= Listen to the Mocking Bird =

1855 American popular song by Richard Milburn and Septimus Winner

"Listen to the Mocking Bird" (1855) is an American popular song of the mid-19th century. Its lyrics were composed by Septimus Winner under the pseudonym "Alice Hawthorne", and its music was by Richard Milburn.

It relates the story of a singer dreaming of his sweetheart, now dead and buried, and a mockingbird, whose song the couple once enjoyed, now singing over her grave. However, the melody is moderately lively.

"Listen to the Mocking Bird" was one of the most popular ballads of the era and sold more than twenty million copies of sheet music. It was popular during the American Civil War and was used as marching music. Abraham Lincoln was especially fond of it, saying, "It is as sincere as the laughter of a little girl at play."

Some of the earliest popular recordings were by John Yorke AtLee (1891); Joe Belmont (1899); Frank Stanley and Corinne Morgan (1904); and Alma Gluck (1915).

==Adaptations==

The song's melody was reprised by Louis Prima and Keely Smith for their 1956 version of the song, with new lyrics by Bob Budston and Joe Falcon, entitled "Nothing's Too Good For My Baby", which appeared on their album The Wildest!

Bing Crosby included the song in a medley on his album 101 Gang Songs (1961).

Its verse was the instrumental introduction to a number of the early short films from 1935 to 1938 by The Three Stooges, rendered in a comical manner with birds chirping in the background.

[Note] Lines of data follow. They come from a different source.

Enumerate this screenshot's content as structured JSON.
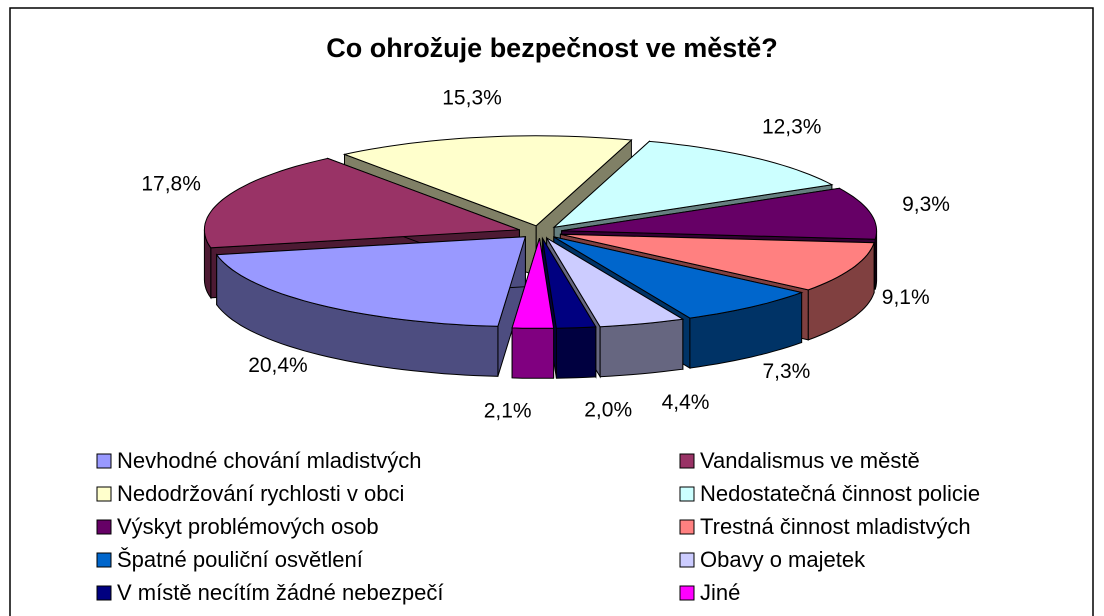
{
  "chart_data": {
    "type": "pie3d",
    "title": "Co ohrožuje bezpečnost ve městě?",
    "categories": [
      "Nevhodné chování mladistvých",
      "Vandalismus ve městě",
      "Nedodržování rychlosti v obci",
      "Nedostatečná činnost policie",
      "Výskyt problémových osob",
      "Trestná činnost mladistvých",
      "Špatné pouliční osvětlení",
      "Obavy o majetek",
      "V místě necítím žádné nebezpečí",
      "Jiné"
    ],
    "values": [
      20.4,
      17.8,
      15.3,
      12.3,
      9.3,
      9.1,
      7.3,
      4.4,
      2.0,
      2.1
    ],
    "value_labels": [
      "20,4%",
      "17,8%",
      "15,3%",
      "12,3%",
      "9,3%",
      "9,1%",
      "7,3%",
      "4,4%",
      "2,0%",
      "2,1%"
    ],
    "colors": [
      "#9999ff",
      "#993366",
      "#ffffcc",
      "#ccffff",
      "#660066",
      "#ff8080",
      "#0066cc",
      "#ccccff",
      "#000080",
      "#ff00ff"
    ],
    "legend": "bottom"
  }
}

The first Stooges short to employ this theme was 1935's Pardon My Scotch; in later shorts the song was replaced with "Three Blind Mice." Perhaps not coincidentally, once and future Stooge Shemp Howard whistles it repeatedly throughout The Bank Dick.

The song later became associated as the theme of Terrytoons talking magpie characters Heckle and Jeckle.

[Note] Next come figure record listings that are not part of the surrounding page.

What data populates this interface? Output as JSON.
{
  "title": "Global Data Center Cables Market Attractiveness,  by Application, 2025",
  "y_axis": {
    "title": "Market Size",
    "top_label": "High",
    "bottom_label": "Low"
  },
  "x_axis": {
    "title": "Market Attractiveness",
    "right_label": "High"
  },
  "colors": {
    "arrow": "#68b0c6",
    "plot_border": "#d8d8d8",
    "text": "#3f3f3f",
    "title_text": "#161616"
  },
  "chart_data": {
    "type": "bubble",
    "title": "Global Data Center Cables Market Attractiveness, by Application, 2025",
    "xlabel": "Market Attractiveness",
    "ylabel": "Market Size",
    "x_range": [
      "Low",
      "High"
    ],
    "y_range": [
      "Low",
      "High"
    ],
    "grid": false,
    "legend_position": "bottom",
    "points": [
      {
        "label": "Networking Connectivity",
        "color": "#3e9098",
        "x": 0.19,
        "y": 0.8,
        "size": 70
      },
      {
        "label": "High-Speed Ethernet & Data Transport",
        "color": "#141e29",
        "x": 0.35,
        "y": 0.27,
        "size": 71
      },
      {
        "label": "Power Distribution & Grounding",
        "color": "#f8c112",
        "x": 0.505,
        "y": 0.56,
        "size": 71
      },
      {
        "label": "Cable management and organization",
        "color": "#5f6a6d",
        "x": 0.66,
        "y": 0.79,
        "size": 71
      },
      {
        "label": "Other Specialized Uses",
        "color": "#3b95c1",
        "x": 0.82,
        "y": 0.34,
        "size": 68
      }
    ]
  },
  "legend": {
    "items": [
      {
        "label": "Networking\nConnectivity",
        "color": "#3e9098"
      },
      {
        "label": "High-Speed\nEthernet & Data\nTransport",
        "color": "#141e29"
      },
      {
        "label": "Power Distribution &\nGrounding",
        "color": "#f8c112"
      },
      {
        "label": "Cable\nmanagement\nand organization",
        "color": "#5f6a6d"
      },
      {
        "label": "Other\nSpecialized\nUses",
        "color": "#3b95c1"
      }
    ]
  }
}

In the movie Together Again (1944), the song is used as accompaniment to Gilda LaVerne's act at Leonardo's. After the place is raided, it is quoted twice as a reminder of the raid.

"Listen to the Mocking Bird" was parodied in the television series, The Flintstones, as a swinging jazz tune called "Listen to the Rocking Bird", in the 1961 episode "The Girls' Night Out".

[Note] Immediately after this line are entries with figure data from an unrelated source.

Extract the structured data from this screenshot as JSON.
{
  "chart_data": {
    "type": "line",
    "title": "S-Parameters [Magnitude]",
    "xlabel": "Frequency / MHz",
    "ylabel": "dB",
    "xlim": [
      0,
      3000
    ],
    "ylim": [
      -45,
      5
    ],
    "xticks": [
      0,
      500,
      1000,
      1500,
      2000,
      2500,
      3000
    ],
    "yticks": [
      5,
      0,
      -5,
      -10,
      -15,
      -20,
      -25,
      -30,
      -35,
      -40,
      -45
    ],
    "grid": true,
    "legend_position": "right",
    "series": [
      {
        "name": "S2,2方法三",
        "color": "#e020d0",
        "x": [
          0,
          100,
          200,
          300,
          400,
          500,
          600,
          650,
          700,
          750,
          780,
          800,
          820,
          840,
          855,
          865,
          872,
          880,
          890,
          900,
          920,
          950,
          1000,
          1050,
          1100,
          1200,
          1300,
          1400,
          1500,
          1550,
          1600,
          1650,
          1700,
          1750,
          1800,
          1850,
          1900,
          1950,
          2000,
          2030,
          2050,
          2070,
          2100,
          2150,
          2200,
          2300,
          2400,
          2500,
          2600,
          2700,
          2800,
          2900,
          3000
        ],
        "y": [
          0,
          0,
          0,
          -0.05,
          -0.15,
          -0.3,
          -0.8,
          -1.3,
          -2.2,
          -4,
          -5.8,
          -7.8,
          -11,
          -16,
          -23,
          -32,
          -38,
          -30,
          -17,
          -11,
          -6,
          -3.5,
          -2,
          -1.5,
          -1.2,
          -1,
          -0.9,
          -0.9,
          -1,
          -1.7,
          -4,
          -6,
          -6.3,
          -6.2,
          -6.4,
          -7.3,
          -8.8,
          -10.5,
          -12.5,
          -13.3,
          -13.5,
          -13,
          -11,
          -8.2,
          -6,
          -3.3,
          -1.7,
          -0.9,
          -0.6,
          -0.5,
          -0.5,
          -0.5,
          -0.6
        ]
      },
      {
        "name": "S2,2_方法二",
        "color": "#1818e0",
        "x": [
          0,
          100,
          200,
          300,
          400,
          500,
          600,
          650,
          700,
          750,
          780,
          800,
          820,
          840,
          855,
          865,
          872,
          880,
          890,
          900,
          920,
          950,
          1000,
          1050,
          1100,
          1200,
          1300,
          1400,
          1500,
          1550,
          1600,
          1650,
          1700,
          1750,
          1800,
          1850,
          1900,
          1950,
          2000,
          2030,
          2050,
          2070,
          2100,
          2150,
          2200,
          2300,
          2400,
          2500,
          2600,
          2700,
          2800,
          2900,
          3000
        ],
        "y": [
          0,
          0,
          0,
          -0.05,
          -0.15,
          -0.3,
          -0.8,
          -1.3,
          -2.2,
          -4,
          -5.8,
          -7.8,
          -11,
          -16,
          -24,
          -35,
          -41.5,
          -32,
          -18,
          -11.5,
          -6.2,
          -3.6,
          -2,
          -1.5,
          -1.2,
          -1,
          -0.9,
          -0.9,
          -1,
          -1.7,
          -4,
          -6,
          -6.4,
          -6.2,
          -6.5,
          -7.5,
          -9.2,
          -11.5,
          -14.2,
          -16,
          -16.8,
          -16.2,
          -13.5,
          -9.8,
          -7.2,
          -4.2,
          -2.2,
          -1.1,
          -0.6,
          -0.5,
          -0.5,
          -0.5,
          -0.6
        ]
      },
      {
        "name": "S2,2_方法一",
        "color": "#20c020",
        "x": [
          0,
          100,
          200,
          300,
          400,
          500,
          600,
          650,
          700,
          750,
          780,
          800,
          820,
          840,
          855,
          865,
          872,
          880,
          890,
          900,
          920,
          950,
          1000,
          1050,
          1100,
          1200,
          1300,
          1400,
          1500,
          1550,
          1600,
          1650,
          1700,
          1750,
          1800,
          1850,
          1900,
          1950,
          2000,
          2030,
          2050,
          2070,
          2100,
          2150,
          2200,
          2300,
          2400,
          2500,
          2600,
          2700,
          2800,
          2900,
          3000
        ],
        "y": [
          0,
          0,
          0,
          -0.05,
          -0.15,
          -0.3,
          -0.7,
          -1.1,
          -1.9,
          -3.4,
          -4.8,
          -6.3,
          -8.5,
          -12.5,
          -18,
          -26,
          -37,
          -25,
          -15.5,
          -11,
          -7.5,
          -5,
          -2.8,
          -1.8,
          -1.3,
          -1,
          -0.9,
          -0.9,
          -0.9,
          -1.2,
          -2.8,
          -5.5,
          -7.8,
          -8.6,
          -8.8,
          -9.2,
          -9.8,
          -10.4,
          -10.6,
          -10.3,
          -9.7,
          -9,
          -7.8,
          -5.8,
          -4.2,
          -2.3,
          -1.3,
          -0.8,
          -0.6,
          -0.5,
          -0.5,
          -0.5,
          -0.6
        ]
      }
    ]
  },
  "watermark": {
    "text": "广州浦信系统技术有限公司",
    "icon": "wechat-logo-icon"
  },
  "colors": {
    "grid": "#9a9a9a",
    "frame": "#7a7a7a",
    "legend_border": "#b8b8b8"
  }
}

"Listen to the Mockingbird" forms part of the "Merry-Go-Round Music" medley in Marvin Hamlisch's soundtrack for the 1973 motion picture The Sting, and is the only portion of the medley that can be heard in the actual movie.

"Listen to the Mocking Bird" was remade into a children's version for the show Barney & Friends. The tune is still the same but the lyrics were changed to make it more kid friendly. It debuted in Barney's Sense-Sational Day.

A Hawaiian-style arrangement is used as background music in later seasons of SpongeBob SquarePants.

In the movie The Alamo (2004), Davy Crockett plays "Listen to the Mocking Bird" on his fiddle to a crowd, although the song was not composed until 1855, 19 years after the Battle of the Alamo where Crockett died.

"Listen to the Mockingbird" was played on the piano by Jason Walton (Jon Walmsley) at the request of Miss Mamie and Miss Emily Baldwin (Helen Kleeb and Mary Jackson) on The Waltons TV series, Season 4, Episode 19 "The Burnout" (1976).

A 1953 Lux Radio Theatre adaptation of Daphne du Maurier's story "The Birds" includes a scene in which a character, listening to the radio for news of the bird attacks, flips the dial to one station only to hear Louis Armstrong's recording of the song being played.

The melody is a standard in the repertoire of many bluegrass and old-time country fiddlers, often as a novelty tune and including various bird calls played on the violin strings.

In the movie The Palm Beach Story (1942) The Ale and Quail Club is seen singing "Sweet Adeline" to Claudette Colbert. "Listen to the Mocking Bird" follows. It can be heard in the background.

In 2013, the Gettysburg College Singers released a cover of the song as part of a collection of music of the American Civil War.